Link conducted the following experiments during its research phase:

  • Literature search and review, including maintaining awareness of changing legislation in the different states and zones
  • Consultation with industry professionals and potential customers to determine the level of interest and commercial feasibility of such a project
  • Preliminary equipment and resources review with respect to capacity, performance and suitability for the project
  • Consultation with key experts to determine the factors they considered important in the design, and to gain an understanding of how the design needed to be structured accordingly

These specific research activities were directly related to and supportive of  Link’s core R&D activities because they assisted in determining the fundamental elements of the research project.

Ongoing analysis of customer or user feedback to improve the prototype design (feedback R&D of the in-vehicle compliance platform).

 Link’s supporting R&D work included:

  • Ongoing analysis and testing to improve the efficiency and safety of the project.
  • Ongoing development and modification to interpret the experimental results and draw conclusions that served as starting points for the development of new hypotheses.
  • Commercial analysis and functionality review.

These supporting activities were directly related to Link’s core activities because the feedback was imperative to evaluate the performance capabilities of the new design in the field and to improve any flaws in the design.

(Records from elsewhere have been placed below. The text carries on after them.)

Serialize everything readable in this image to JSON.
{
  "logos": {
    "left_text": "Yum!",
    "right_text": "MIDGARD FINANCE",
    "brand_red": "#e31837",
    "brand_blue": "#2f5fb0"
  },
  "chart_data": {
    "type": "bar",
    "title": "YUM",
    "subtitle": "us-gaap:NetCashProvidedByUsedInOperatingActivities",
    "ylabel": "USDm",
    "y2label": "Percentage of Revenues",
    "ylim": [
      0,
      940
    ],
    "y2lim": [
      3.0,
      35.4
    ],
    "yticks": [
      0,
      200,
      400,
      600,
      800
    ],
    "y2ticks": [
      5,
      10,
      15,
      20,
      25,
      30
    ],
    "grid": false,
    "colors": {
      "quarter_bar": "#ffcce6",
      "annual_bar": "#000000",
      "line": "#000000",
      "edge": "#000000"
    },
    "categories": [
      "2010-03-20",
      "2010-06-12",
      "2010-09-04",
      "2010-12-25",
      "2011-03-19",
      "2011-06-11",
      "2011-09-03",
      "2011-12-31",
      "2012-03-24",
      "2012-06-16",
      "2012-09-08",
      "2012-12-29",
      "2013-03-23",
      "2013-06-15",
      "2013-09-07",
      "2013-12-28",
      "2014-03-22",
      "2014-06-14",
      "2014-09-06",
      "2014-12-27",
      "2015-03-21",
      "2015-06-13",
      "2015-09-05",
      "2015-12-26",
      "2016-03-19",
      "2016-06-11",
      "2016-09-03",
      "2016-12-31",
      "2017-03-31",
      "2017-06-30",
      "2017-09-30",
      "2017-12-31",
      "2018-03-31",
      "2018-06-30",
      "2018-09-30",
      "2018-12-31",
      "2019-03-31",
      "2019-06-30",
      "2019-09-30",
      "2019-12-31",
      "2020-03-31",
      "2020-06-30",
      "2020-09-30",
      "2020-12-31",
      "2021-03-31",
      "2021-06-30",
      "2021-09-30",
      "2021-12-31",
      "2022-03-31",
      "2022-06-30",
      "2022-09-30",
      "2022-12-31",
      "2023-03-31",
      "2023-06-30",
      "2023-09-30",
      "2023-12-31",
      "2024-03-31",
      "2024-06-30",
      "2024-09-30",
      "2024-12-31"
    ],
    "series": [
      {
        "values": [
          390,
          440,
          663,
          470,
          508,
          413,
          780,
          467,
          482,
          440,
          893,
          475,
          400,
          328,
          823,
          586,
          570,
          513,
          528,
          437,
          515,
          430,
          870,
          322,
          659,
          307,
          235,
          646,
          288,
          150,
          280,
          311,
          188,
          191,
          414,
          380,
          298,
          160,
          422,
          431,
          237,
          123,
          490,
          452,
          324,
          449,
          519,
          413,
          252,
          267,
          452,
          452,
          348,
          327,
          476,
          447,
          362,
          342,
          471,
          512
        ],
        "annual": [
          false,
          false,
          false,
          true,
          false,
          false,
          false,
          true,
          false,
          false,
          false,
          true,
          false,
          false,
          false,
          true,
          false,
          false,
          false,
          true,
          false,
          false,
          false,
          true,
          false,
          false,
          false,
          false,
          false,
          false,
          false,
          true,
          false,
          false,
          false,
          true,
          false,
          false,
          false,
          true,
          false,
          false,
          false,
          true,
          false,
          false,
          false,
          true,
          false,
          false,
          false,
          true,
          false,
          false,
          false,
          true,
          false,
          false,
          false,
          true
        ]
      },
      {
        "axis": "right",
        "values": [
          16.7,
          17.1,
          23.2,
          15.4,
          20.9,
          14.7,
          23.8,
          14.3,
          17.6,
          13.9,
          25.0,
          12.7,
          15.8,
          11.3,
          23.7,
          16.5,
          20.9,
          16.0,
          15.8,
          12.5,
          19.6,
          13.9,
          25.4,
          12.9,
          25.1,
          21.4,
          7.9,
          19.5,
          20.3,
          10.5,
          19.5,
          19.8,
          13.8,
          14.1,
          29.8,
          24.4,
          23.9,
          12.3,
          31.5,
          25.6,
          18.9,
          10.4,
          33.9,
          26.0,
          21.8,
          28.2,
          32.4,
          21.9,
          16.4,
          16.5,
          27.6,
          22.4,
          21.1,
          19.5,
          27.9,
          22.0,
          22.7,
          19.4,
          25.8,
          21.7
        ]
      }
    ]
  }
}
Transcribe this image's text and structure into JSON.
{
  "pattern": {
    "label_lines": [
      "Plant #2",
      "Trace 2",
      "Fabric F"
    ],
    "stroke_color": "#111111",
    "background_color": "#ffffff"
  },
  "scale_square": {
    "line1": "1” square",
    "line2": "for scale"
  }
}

Identifying Supporting R&D Activities
Activities that do not form part of the core experimental activities may still be eligible as supporting R&D activities. Supporting R&D activities are directly related to an eligible core R&D activity. They must have been performed for the primary purpose of supporting a qualified R&D activity.

What records and specific documentation did Link keep?

To meet the R&D Tax Incentive requirements, Link had to save documents that outlined what it did in its core R&D activities, including experimental activities and documents to prove that the work took place in a systematic manner. Link saved the following documentation:

  • Project records/ lab notes
  • Conceptual sketches
  • Design drawings
  • Literature review
  • Background research
  • Design documents for system architecture and source code
  • Testing protocols
  • Results of records of analysis from testing/trial runs
  • Records of resource allocation/usage logs
  • Staff time sheets
  • Tax invoices

By having these records on file, Link confirmed that it was ‘compliance ready’ — meaning if it was audited by the ATO, it could present documentation to show the progression of its R&D work.